Deoxyribonucleic Acid (DNA) contains coded genetic information in the form of nucleotides sequences. Nucleotides are monomers of DNA that are composed of a five-carbon sugar, nitrogenous base and phosphate group. There are four possible bases: cytosine, adenine, guanine and thymine. Double helix formation is based on complementary base pairing rules where adenine and thymine are paired with two hydrogen bonds, whilst cytosine and guanine are paired with three hydrogen bonds. Nucleotides on the same strand are bonded together by forming phosphodiester bonds between the 5th carbon of one nucleotide, and the 3rd carbon of the adjacent nucleotide. In cells, the DNA double helix is wrapped around histone proteins that supercoil to form chromosomes – located in nucleus. This genetic information is passed to offspring through genetic recombination, where both chromosomes present in male and female gametes experience cross-over to produce alleles.

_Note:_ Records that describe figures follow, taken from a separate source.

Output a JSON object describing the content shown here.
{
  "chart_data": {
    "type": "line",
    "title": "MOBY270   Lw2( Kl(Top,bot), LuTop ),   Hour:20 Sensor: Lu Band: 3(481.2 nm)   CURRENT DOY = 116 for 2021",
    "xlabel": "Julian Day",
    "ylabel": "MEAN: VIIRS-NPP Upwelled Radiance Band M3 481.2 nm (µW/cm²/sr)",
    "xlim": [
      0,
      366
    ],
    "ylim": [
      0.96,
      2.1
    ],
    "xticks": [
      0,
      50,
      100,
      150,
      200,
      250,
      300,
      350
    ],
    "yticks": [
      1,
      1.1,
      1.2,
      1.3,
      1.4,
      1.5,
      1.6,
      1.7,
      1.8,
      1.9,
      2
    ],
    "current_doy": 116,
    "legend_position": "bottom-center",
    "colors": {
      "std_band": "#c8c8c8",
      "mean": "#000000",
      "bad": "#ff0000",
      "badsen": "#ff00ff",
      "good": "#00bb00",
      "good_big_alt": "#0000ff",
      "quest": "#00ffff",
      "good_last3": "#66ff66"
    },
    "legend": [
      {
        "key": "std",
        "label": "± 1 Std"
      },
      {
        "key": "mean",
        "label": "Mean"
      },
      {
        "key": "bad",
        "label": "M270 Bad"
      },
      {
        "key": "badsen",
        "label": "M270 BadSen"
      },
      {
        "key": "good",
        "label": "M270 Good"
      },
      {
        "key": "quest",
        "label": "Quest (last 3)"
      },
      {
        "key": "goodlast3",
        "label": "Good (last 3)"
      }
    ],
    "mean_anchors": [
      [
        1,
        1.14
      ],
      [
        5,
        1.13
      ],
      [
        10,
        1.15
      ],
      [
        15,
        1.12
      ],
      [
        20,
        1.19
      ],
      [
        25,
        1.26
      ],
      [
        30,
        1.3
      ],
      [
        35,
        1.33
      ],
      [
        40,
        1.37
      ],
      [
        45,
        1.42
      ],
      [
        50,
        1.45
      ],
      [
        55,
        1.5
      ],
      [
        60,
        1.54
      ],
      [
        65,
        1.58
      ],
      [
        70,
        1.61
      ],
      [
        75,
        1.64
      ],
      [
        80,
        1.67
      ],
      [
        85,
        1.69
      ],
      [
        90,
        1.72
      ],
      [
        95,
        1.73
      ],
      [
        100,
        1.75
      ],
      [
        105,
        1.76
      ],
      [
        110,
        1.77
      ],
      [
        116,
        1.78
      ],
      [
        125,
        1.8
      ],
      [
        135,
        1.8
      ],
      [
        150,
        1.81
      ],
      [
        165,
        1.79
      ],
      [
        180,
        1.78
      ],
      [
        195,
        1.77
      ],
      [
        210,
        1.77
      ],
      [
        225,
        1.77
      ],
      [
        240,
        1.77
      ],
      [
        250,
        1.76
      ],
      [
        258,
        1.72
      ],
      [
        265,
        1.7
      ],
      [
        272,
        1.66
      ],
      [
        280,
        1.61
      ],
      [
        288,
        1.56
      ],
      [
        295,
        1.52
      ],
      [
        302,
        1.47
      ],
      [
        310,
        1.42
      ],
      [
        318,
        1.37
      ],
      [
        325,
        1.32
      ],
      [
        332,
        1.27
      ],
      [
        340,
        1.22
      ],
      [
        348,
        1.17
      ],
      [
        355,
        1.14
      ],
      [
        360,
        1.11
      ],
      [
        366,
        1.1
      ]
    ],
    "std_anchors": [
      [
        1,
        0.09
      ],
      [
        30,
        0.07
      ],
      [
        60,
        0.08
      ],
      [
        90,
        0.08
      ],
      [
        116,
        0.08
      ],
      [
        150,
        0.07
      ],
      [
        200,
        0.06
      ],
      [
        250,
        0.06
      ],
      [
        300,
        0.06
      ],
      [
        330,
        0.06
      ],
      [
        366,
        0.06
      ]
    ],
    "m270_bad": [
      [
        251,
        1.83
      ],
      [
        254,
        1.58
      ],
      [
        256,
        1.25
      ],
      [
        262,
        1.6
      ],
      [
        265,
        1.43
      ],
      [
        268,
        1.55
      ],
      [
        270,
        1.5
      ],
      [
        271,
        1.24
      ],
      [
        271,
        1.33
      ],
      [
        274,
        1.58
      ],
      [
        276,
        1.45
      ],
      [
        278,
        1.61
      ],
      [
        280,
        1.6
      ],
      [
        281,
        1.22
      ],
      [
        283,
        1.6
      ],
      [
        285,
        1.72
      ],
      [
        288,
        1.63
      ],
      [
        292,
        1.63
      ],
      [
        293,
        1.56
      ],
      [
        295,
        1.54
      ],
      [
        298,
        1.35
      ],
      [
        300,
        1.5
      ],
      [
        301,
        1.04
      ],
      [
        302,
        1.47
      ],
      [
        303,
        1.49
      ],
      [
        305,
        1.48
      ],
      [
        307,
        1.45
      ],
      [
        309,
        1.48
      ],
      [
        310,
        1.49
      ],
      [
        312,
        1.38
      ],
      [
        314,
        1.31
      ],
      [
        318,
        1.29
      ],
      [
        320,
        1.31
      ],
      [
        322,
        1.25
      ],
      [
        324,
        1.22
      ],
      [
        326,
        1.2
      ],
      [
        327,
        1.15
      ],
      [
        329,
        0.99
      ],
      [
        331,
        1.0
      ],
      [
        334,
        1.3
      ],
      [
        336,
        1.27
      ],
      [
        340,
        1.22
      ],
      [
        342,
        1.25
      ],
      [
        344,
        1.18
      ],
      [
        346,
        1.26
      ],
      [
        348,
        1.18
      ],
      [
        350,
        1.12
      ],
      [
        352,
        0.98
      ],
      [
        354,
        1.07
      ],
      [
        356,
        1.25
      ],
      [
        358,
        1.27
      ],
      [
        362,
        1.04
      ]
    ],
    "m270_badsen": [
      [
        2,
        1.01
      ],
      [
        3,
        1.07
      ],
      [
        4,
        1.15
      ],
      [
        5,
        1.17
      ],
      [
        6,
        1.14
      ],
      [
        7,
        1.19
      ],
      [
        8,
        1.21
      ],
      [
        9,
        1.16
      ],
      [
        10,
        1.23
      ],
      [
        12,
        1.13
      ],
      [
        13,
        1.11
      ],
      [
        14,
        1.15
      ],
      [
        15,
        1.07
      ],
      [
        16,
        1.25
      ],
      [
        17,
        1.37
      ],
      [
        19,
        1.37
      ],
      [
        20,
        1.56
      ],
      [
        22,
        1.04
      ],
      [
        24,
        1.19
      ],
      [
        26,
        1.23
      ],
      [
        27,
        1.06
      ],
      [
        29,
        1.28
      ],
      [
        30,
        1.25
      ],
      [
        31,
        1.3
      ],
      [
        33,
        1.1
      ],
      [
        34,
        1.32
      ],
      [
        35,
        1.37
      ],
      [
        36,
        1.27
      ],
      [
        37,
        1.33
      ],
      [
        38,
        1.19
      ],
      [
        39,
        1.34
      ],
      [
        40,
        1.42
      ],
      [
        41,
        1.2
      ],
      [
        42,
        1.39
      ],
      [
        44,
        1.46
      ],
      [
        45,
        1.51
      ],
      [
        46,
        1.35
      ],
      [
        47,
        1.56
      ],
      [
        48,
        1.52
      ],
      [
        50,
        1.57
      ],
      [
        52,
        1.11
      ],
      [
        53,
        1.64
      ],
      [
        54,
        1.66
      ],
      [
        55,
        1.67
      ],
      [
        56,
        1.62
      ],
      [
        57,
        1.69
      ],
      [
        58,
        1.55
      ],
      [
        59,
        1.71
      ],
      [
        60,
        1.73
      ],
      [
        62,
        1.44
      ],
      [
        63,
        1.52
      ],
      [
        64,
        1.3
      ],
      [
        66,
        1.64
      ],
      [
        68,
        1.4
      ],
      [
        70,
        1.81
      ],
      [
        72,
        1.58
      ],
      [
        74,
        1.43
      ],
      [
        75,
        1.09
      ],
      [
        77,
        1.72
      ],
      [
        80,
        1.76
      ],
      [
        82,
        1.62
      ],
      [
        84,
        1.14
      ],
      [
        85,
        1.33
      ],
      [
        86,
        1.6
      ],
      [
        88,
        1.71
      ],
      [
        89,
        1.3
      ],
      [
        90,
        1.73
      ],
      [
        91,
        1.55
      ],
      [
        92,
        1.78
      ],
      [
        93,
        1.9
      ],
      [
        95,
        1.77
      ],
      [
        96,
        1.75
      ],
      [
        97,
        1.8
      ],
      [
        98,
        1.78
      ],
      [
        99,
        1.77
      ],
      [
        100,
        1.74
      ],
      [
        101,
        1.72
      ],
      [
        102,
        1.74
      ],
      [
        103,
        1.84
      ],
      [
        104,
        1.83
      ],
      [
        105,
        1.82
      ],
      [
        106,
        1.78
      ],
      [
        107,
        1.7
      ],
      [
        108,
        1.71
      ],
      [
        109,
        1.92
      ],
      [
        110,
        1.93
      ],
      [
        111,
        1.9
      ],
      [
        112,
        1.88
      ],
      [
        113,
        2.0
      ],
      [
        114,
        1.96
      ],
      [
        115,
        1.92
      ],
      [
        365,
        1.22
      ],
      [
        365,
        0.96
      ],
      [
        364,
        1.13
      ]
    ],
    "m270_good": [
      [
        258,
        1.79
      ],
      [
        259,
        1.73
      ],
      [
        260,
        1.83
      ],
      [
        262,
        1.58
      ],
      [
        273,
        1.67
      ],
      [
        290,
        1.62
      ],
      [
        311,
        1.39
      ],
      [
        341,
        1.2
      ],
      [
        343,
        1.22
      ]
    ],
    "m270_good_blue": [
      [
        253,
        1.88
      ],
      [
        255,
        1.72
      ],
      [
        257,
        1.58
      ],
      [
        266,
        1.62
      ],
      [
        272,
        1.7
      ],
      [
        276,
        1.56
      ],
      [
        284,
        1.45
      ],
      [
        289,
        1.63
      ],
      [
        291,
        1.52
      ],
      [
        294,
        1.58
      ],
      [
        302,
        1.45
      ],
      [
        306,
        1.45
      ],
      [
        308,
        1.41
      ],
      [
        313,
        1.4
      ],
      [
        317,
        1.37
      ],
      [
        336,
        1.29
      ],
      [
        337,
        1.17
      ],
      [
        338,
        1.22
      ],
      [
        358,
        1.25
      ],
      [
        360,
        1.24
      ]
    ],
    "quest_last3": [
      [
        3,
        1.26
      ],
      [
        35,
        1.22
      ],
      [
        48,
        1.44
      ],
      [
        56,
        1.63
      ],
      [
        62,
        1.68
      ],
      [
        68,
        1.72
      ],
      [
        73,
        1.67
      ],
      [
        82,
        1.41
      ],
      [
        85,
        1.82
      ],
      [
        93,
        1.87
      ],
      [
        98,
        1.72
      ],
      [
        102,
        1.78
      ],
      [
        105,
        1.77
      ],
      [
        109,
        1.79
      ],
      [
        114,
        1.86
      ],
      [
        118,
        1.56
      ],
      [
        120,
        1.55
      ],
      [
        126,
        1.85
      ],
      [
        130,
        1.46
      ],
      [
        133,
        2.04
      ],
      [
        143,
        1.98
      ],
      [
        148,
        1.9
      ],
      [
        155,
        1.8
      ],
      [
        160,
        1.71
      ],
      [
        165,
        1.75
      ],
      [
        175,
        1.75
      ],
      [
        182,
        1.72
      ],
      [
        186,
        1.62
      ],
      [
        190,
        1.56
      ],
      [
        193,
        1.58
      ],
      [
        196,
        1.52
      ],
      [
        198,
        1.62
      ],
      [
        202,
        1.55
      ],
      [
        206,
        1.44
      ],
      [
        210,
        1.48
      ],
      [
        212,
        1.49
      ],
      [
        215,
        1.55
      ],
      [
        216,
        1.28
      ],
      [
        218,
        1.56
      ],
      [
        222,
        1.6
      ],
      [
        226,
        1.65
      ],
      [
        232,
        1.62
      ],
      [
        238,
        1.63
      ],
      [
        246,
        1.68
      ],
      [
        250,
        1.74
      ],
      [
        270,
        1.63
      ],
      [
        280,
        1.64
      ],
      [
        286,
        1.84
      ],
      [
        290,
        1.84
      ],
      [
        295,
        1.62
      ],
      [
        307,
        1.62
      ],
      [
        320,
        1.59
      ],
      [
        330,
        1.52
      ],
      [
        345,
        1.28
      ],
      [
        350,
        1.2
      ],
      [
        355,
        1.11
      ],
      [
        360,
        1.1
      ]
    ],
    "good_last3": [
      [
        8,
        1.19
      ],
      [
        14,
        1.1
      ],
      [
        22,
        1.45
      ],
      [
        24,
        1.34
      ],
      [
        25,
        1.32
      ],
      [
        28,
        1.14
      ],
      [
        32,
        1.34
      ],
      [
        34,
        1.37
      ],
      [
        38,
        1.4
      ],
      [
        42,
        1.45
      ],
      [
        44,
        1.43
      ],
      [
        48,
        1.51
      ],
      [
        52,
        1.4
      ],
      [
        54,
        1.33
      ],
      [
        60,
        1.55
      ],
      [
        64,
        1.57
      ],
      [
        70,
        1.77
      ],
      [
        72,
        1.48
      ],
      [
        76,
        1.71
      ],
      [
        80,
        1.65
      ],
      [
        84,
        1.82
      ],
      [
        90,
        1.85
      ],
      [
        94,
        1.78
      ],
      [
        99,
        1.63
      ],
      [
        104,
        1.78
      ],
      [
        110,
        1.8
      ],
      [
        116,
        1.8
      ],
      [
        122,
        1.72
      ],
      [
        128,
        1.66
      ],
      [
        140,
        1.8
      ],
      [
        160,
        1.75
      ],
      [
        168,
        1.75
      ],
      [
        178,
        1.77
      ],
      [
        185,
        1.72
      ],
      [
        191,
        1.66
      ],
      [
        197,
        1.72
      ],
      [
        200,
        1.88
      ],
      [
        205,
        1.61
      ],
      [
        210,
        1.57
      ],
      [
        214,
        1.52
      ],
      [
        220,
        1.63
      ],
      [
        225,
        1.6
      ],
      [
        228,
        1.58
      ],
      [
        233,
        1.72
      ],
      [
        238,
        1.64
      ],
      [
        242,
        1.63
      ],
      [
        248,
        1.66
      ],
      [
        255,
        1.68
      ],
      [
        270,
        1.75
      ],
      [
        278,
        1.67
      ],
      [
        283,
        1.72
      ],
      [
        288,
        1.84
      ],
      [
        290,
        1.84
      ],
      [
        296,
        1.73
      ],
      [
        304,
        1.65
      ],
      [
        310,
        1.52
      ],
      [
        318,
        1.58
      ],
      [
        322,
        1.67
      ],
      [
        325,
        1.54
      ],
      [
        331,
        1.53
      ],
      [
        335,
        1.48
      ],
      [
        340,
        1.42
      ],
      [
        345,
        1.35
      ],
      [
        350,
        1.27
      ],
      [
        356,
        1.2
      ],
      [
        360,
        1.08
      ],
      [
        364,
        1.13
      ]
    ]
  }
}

Three nucleotide bases forms a codon, which is then transcripted and translated to match to a specific amino acid in protein synthesis. As more codons are processed, more amino acids are added to the growing chain on the polypeptide – this eventually forms proteins. DNA is constantly being replicated for growth and replacement of degraded DNA. One parent strand of DNA can replicated to produce two strands of identical DNA.
Errors in the genetic code can lead to mutations developing that either show no overall change, benefit the organism or be detrimental to overall fitness. Mutations that occur in non-coding satellite DNA, this usually produces no overall change in phenotypic expression. Mutations that occur in coding DNA can either bring about benefits in fitness, or produce genetic disorders or cancerous tumors. Tumors are the result of unregulated cell growth and replication, whereby changes in the DNA cause the exclusion of cell apoptosis and cell repair functions.